Golan Heights Winery, Gilgal (Gamla in Israel), Brut, NV: By this point it may feel repetitive when I praise a wine for being well-priced, but despite everything written above about the many worthy candidates, this is the undisputable QPR kosher sparkler of them all. As mentioned above, the Golan Heights Winery’s sparkling portfolio is top notch, with nearly every offering shooting straight to the top of the rankings and this wine is no different. Insanely well-priced, the wine showcases the same quality winemaking of its higher-priced siblings. Made in the traditional méthode champenoise, the wine is a blend of Chardonnay and Pinot Noir. With a delightfully structured mousse, this medium-bodied sparkler presents with plenty of yeasty brioche, green apples and pears, freshly-grated lemon zest, toasted hazelnuts and hints of warm herbs built around a core of bracing acidity that provides a long and seemingly-endless finish. An über-YH Best Buy to be enjoyed through 2022, maybe longer.
Golan Heights Winery, Yarden, Blanc de Blancs, 2014: Achron, Achron, Chaviv (unsuccessfully translated as last, but not least) certainly applies to this wine, likely my favorite of the bunch and the one I enjoy more often than any other sparkling wine. While this is partially due to its continued attractive pricing (easily a YH Best Buy), its more due to its incredible quality and sheer deliciousness. Representing everything a sparkling wine should be, the wine hits it out of the park nearly every year and has only had 1.5 missteps from its initial release back in 1998. If I needed to sum up this wine in one word it would be an easy task (even for me) – delicious. Grapefruit, lime, apple, melon and hints of pineapple abound in this delicious wine which is bone dry and loaded with crisp acidity. Toasted yeasty brioche and sharp, long-lasting bubbles make this wine a delight and an awesome match with almost any dish you care to throw its way. Subtle, elegant and refined while providing oodles of pleasure with bright lemon, pears, tart apple, red and white grapefruit, citrus pith, flinty minerals and notes of fresh-peeled ginger and other warm spices complement each other in near-perfect harmony. Great acidity and a tightly controlled mousse ensure the wine maintains focus as you work your way through the bottle (far too quickly).
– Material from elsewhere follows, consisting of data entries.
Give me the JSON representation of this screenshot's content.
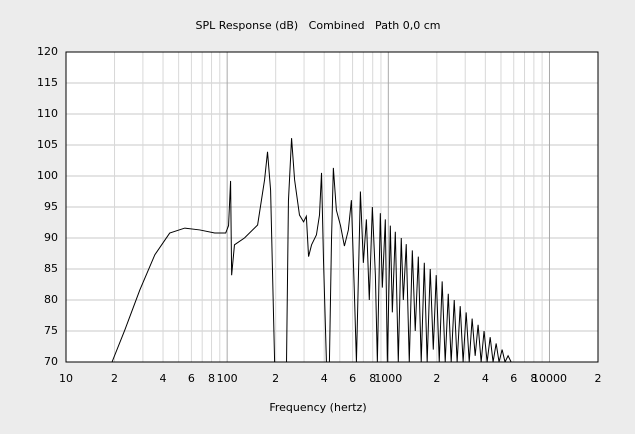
{
  "chart_data": {
    "type": "line",
    "title": "SPL Response (dB)   Combined   Path 0,0 cm",
    "xlabel": "Frequency (hertz)",
    "xscale": "log",
    "xlim": [
      10,
      20000
    ],
    "ylim": [
      70,
      120
    ],
    "xticks": [
      10,
      {
        "value": 20,
        "label": "2"
      },
      {
        "value": 40,
        "label": "4"
      },
      {
        "value": 60,
        "label": "6"
      },
      {
        "value": 80,
        "label": "8"
      },
      100,
      {
        "value": 200,
        "label": "2"
      },
      {
        "value": 400,
        "label": "4"
      },
      {
        "value": 600,
        "label": "6"
      },
      {
        "value": 800,
        "label": "8"
      },
      1000,
      {
        "value": 2000,
        "label": "2"
      },
      {
        "value": 4000,
        "label": "4"
      },
      {
        "value": 6000,
        "label": "6"
      },
      {
        "value": 8000,
        "label": "8"
      },
      10000,
      {
        "value": 20000,
        "label": "2"
      }
    ],
    "x_minor_grid": [
      30,
      50,
      70,
      90,
      300,
      500,
      700,
      900,
      3000,
      5000,
      7000,
      9000
    ],
    "yticks": [
      70,
      75,
      80,
      85,
      90,
      95,
      100,
      105,
      110,
      115,
      120
    ],
    "grid": true,
    "x": [
      19.3,
      23.2,
      28.7,
      35.6,
      44,
      54.6,
      67.6,
      83.7,
      97.9,
      102,
      105,
      106.6,
      111,
      128,
      154.5,
      170.7,
      178,
      186,
      197,
      233.5,
      240,
      251,
      262,
      281,
      298,
      310,
      320,
      334,
      358,
      374,
      385,
      396,
      413,
      431,
      444,
      456,
      476,
      505,
      534,
      565,
      590,
      615,
      634,
      671,
      700,
      731,
      762,
      796,
      831,
      855,
      892,
      918,
      958,
      986,
      1029,
      1059,
      1105,
      1153,
      1203,
      1239,
      1292,
      1349,
      1409,
      1469,
      1535,
      1600,
      1672,
      1742,
      1820,
      1901,
      1982,
      2070,
      2158,
      2254,
      2355,
      2455,
      2564,
      2673,
      2793,
      2911,
      3041,
      3177,
      3311,
      3459,
      3606,
      3767,
      3926,
      4102,
      4285,
      4467,
      4667,
      4864,
      5082,
      5297,
      5534,
      5781
    ],
    "series": [
      {
        "color": "#000000",
        "values": [
          70,
          75.2,
          81.6,
          87.3,
          90.8,
          91.6,
          91.3,
          90.8,
          90.8,
          92,
          99.2,
          84,
          88.9,
          90,
          92.1,
          99.4,
          103.9,
          97.7,
          70,
          70,
          96,
          106.1,
          99.4,
          93.7,
          92.6,
          93.5,
          87,
          88.9,
          90.5,
          93.7,
          100.5,
          86.5,
          70,
          70,
          89.7,
          101.3,
          94.5,
          92,
          88.7,
          91.3,
          96.1,
          81.6,
          70,
          97.5,
          86,
          93,
          80,
          95,
          84,
          70,
          94,
          82,
          93,
          70,
          92,
          78,
          91,
          70,
          90,
          80,
          89,
          70,
          88,
          75,
          87,
          70,
          86,
          70,
          85,
          72,
          84,
          70,
          83,
          70,
          81,
          70,
          80,
          70,
          79,
          70,
          78,
          70,
          77,
          71,
          76,
          70,
          75,
          70,
          74,
          70,
          73,
          70,
          72,
          70,
          71,
          70
        ]
      }
    ]
  }
}
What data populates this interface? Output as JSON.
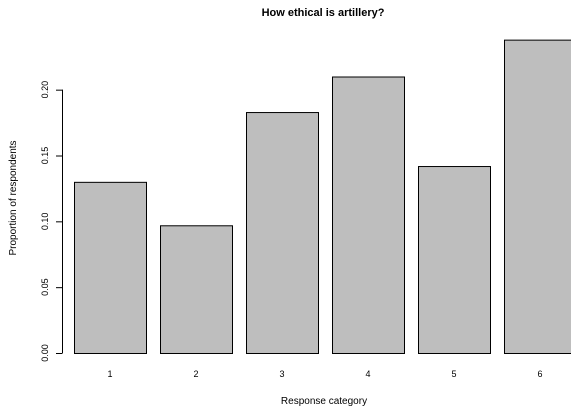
{
  "chart_data": {
    "type": "bar",
    "title": "How ethical is artillery?",
    "xlabel": "Response category",
    "ylabel": "Proportion of respondents",
    "categories": [
      "1",
      "2",
      "3",
      "4",
      "5",
      "6"
    ],
    "values": [
      0.13,
      0.097,
      0.183,
      0.21,
      0.142,
      0.238
    ],
    "ylim": [
      0,
      0.24
    ],
    "yticks": [
      "0.00",
      "0.05",
      "0.10",
      "0.15",
      "0.20"
    ],
    "grid": false,
    "legend": "none",
    "bar_color": "#bebebe",
    "bar_border_color": "#000000"
  }
}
Stock up while you can since, at less than $30 a bottle, it won’t be around for long but should cellar comfortably (and evolve) through 2030.
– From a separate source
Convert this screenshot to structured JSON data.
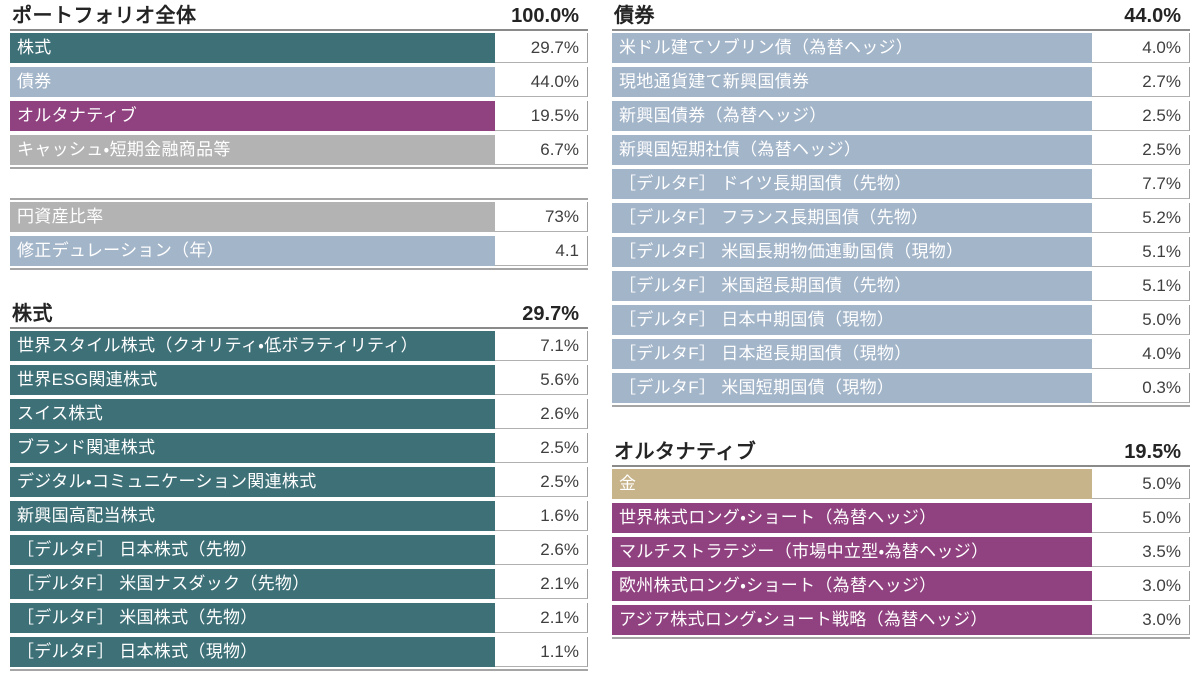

Golan Heights Winery, Yarden, Brut Rose, 2014: While the genre’s reputation as lessor wines than their clear brethren is well deserved, in this case the Rose version is up to snuff. A lovely nose redolent of sweet summer fruit is enhanced by toasty sourdough, yeasty notes, judicious citrus, some herbal nuance, slate minerals and a whiff of Crème Fraîche. The medium bodied palate has an elegant and tight mousse that benefit from a minute or so in the glass, following which you are rewarded with summer red fruits, more citrus including red grapefruit, a slight note of roasted herbs on a toasty background backed by bracing acidity that keeps the wine fresh and vibrant.